By Moabi Phia

Gaborone - Former Botswana president Ketumile Masire will fly on Sunday to Lesotho where he will try to ease political tensions after a disputed parliamentary election.

Masire has been appointed by the Southern African Development Community (SADC) to mediate next week between parties in the small mountainous kingdom.

A curfew has been imposed in the capital, Maseru, after the homes of three government ministers and an opposition leader were attacked by protesters on June 17. Lesotho's government said this week the perpetrators appeared to be disguised as army personnel.

"Perpetrators are heavily armed with combat weapons and are disguised as members of the Lesotho Defence Force, South African National Defence Force, Lesotho police and some private security companies," Second Lieutenant Tlele Ntoi said in a statement released by the Lesotho Defence Force.

There have been sporadic scuffles between supporters of the ruling Lesotho Congress for Democracy (LCD) and opposition parties after disagreements over the allocation of seats in parliament after the February 17 election.

"The initial discussion of the dialogue was successfully concluded with all parties agreeing on an agenda to be followed at the main dialogue which will start on 25 June 2007 in Maseru, Lesotho," a statement from the SADC said.

The SADC Secretariat said Masire had been appointed to mediate.

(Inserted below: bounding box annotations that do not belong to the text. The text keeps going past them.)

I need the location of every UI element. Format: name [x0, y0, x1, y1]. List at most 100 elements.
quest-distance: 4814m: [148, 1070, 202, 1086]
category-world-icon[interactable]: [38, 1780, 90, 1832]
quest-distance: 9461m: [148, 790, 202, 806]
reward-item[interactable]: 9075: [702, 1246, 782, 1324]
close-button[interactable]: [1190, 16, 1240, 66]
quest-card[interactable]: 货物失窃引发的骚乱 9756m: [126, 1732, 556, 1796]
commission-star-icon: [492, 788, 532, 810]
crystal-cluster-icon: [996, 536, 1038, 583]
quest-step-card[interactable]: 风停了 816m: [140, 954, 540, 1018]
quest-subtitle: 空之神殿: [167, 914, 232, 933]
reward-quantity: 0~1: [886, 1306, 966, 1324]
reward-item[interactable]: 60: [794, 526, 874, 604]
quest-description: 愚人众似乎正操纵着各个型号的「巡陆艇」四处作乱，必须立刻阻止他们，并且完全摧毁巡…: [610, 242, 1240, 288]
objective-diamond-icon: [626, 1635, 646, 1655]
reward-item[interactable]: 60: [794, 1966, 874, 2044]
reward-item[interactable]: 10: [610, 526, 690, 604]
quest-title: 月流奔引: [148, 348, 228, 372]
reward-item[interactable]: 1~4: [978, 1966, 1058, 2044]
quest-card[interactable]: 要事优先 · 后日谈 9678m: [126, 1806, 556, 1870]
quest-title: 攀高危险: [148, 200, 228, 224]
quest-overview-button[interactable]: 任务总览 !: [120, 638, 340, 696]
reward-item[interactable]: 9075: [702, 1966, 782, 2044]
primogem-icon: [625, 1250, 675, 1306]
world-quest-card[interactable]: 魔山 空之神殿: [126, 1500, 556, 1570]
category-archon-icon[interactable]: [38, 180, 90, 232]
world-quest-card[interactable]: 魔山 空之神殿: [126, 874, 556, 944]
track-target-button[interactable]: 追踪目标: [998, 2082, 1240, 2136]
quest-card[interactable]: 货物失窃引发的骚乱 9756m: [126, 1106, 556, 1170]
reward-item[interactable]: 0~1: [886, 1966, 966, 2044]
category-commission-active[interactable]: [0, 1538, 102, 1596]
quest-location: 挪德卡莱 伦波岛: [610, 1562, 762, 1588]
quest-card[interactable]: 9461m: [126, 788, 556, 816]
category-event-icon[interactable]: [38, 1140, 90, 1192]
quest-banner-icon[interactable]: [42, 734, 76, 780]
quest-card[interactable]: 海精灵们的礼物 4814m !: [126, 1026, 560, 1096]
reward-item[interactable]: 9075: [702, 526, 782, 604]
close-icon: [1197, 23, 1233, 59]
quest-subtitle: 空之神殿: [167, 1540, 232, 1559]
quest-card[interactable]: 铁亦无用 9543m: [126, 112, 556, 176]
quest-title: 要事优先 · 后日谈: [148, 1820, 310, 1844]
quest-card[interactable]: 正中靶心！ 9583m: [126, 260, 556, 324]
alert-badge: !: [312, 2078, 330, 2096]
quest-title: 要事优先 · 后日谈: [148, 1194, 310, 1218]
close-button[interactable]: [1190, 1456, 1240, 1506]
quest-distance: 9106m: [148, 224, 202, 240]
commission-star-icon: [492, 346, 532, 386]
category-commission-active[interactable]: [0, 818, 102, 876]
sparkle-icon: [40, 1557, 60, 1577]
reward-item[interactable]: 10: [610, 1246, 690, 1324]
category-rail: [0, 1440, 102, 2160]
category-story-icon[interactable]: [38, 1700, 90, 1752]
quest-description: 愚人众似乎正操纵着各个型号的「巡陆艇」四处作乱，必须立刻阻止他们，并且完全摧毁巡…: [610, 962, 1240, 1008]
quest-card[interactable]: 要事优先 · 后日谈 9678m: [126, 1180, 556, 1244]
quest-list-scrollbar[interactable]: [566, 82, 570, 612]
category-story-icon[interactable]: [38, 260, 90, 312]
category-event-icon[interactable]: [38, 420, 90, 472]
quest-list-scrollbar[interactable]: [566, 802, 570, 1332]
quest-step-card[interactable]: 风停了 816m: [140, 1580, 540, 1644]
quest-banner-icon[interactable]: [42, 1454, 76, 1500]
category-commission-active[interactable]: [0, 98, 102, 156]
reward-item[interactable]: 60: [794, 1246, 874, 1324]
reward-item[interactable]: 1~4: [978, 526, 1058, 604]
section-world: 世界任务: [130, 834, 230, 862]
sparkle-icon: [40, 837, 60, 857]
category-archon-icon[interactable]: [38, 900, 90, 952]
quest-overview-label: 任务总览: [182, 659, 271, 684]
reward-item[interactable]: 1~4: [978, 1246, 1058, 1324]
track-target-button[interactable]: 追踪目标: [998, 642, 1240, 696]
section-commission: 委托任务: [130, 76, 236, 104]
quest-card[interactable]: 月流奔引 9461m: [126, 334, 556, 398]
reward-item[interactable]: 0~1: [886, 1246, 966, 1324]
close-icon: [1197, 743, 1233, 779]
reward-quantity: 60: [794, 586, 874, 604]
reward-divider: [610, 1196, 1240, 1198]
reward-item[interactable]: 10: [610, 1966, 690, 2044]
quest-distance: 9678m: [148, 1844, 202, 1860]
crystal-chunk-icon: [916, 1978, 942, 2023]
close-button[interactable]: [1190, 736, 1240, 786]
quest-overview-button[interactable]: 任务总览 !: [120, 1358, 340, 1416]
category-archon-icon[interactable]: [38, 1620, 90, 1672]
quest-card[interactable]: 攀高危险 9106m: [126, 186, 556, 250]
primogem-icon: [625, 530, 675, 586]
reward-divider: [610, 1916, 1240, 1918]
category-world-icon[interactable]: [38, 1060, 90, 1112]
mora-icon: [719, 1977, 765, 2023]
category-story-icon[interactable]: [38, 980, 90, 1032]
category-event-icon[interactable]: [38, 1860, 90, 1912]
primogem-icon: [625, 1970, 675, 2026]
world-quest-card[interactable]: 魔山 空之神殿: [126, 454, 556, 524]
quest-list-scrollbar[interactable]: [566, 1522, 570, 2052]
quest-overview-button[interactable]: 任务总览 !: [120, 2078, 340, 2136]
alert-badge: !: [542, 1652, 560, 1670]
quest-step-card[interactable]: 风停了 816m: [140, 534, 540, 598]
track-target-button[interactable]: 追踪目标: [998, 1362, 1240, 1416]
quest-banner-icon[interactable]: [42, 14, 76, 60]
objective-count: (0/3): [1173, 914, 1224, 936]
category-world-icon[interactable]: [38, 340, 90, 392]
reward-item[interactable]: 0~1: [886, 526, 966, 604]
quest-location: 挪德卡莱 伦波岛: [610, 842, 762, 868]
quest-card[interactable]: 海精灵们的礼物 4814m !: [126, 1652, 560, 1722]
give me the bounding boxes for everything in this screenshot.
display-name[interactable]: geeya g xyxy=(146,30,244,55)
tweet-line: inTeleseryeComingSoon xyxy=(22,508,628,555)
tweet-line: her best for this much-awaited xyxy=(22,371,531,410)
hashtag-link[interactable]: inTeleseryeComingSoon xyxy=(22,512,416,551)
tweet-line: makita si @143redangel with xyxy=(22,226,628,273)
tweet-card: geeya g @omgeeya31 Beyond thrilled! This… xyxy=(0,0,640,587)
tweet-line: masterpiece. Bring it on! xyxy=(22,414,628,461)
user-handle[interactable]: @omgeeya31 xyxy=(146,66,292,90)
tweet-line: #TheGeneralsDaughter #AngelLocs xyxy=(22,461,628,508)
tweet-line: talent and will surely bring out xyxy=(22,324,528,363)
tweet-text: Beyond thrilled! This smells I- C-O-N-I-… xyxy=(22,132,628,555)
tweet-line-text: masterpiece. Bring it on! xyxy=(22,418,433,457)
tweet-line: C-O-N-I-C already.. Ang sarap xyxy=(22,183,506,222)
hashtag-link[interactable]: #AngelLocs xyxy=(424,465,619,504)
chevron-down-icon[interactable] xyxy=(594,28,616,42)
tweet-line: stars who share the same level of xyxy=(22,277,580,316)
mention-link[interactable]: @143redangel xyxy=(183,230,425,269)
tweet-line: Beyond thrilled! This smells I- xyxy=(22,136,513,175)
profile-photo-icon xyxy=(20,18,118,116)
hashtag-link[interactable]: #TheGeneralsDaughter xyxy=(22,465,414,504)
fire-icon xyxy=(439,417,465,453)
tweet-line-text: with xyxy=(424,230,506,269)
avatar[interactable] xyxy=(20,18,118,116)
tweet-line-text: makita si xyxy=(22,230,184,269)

Masire said he was hopeful Lesotho's crisis would be resolved without bloodshed.

South Africa, the regional power, said on Thursday it was time for "decisive action" to restore stability in Lesotho.

"We do hope we can quickly normalise this situation," Deputy Foreign Minister Aziz Pahad told a news briefing.

"We call on those who are reverting to violence to halt such behaviour."

Masire, who retired in 1998 after 18 years as Botswana's president, said his main task would be to try to resolve the dispute over 40 parliamentary seats distributed through proportional representation after the election.

Lesotho introduced a mixed electoral system in 2002 to ensure representation for smaller parties after a disputed election in 1998 which almost led to a military coup.

Eighty seats were put up to direct contest and a further 40 were distributed according to how parties fared overall in the vote.

The LCD, led by Prime Minister Pakalitha Mosisili, won 61 of the directly contested 80 seats but smaller parties have since challenged a deal the LCD made with the smaller National Independent Party which gave the ruling party control of a further 20 of the apportioned seats.

Masire was the facilitator of the Inter-Congolese Dialogue that sought to bring together warring factions in the Democratic Republic of Congo in 2002, part of a lengthy process which eventually led to a presidential election last year.

In September 1998, 600 South African soldiers and 200 Botswana troops intervened to restore order in Lesotho after a political crisis that nearly unseated Mosisili.